4. Use Precaution in Central America
In Central America, the State Department urges Americans to reconsider traveling to Nicaragua, which has limited healthcare availability and arbitrary enforcement of laws that lead to more crime, while San Salvador has a higher level of violent crimes. Honduras has a heightened alert due to crime, but it isn’t widespread across the country and tourist-centric zones may be safer than off-the-grid travel.
If you do decide to visit these countries, stay aware of your surroundings, avoid walking and driving at night, keep expansive jewellery and signs of wealth hidden, and only use certified tourist authority companies and guides.
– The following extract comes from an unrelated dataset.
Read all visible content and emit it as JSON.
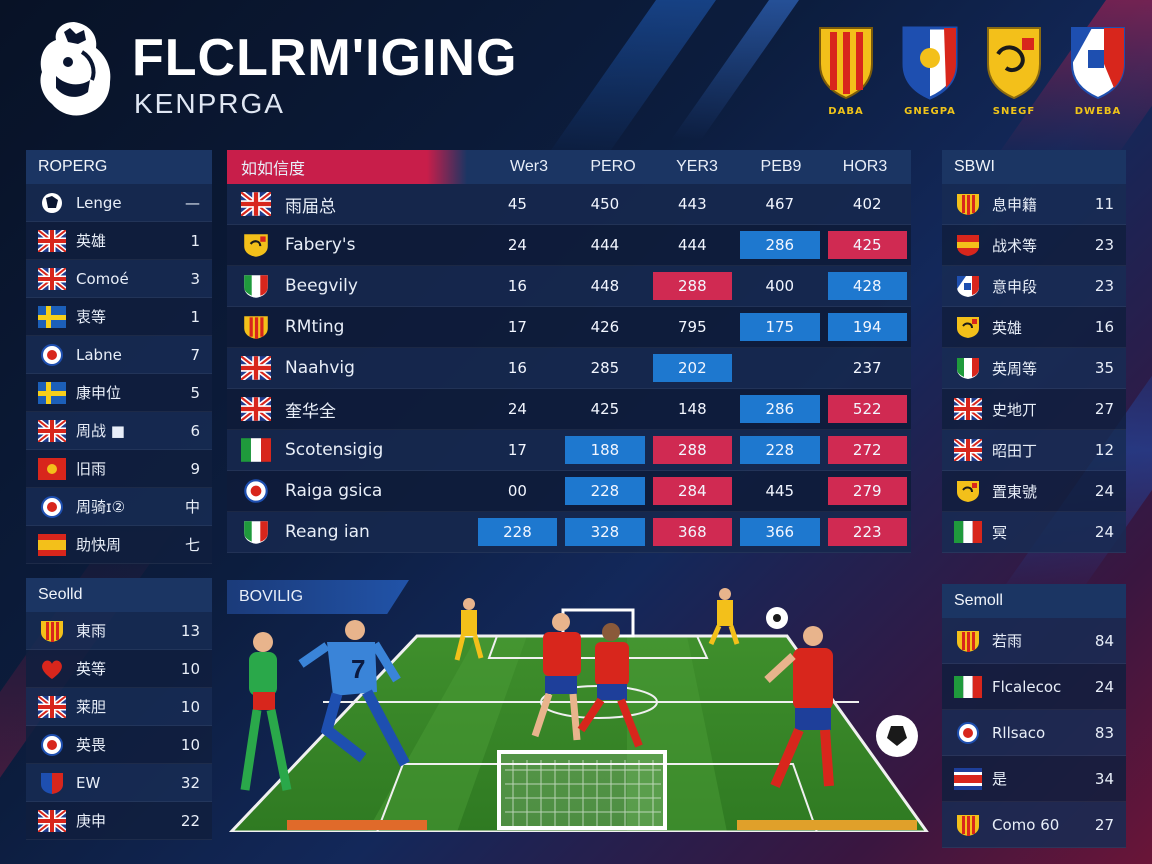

3. Use Precaution in Turkey and Lebanon
Lebanon’s coastal areas are safer than its borders. An advisory remains not to visit the borders of Syria, due to terrorism, and Israel, due to armed conflict. Refugee settlements from Syria also carry heightened concerns for conflict.
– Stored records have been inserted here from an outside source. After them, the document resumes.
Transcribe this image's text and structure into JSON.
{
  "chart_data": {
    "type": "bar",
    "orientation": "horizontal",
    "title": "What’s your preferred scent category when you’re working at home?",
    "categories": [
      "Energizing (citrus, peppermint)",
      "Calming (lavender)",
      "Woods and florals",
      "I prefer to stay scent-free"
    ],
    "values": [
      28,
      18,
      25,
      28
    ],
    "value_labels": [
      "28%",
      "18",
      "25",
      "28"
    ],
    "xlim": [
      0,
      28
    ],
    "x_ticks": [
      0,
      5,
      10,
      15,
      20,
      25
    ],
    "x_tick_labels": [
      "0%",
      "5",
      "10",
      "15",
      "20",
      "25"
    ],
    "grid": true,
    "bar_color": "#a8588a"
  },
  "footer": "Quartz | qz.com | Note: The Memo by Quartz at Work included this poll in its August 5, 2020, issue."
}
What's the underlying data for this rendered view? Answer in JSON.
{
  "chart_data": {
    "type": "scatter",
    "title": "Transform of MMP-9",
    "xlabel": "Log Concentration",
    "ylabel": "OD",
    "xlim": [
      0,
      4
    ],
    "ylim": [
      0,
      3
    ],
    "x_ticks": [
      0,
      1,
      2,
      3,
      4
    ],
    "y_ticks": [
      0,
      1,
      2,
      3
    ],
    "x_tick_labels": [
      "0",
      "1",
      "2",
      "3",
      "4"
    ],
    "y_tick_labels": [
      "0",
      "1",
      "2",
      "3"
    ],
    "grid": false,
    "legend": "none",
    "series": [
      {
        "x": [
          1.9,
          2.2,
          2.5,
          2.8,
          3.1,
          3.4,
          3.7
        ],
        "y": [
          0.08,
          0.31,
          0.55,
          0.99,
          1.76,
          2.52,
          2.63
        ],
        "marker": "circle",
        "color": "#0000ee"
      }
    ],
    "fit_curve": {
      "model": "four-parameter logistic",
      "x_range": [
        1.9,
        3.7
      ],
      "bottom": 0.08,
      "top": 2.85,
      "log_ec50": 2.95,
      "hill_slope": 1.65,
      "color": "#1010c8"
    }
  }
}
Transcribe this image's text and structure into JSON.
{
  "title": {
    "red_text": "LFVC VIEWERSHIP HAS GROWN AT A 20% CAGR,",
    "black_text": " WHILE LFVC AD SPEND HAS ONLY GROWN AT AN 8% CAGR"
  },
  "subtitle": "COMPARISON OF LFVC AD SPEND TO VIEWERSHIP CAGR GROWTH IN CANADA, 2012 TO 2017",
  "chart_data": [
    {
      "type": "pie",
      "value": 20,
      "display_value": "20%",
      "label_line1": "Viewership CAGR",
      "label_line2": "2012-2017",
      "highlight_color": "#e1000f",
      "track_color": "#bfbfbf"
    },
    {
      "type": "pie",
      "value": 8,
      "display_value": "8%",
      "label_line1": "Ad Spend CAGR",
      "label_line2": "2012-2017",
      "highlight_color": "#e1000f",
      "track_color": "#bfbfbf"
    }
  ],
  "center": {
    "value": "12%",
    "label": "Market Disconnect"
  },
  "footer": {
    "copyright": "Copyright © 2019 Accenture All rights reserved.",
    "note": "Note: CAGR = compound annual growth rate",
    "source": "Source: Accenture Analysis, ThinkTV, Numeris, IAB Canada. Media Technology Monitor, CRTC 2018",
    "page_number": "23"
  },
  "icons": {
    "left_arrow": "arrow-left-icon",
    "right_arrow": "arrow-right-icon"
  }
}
Borders are an issue in Turkey, as well, where Syria and Iraq have been plotting terrorist attacks in highly populated areas such as shopping malls, hotels, restaurants, churches, sporting events, airports and more. The risk is so great, even cruise ships have alerted routes to skip the Turkish coastline and Istanbul.
2. Asia: Watch Out for North Korea
Spanning more than 57 million square miles in size, Asia offers endless travel possibilities. The only Asian country the U.S. wants you to steer clear of is North Korea.
The U.S. does not have any official diplomatic relations with the country to assist with emergencies, and U.S. passport holders are not allowed to travel to, in or through North Korea without special validation from the Department of State, and these special validations are limited.
1. North America: Watch Out for Mexico
Stories of travelers catching a taxi to be whisked off somewhere remote and left stranded after being robbed in Mexico circulate in the news, as do reports of bloody cartel wars. The dangers are real.
In fact, a U.S. Department of State “Do Not Travel” advisory is in effect for the Mexican states of Michoacán, Tamaulipas, Sinaloa and Guerrero due to widespread violent crimes that include homicide, kidnapping, carjacking and robbery.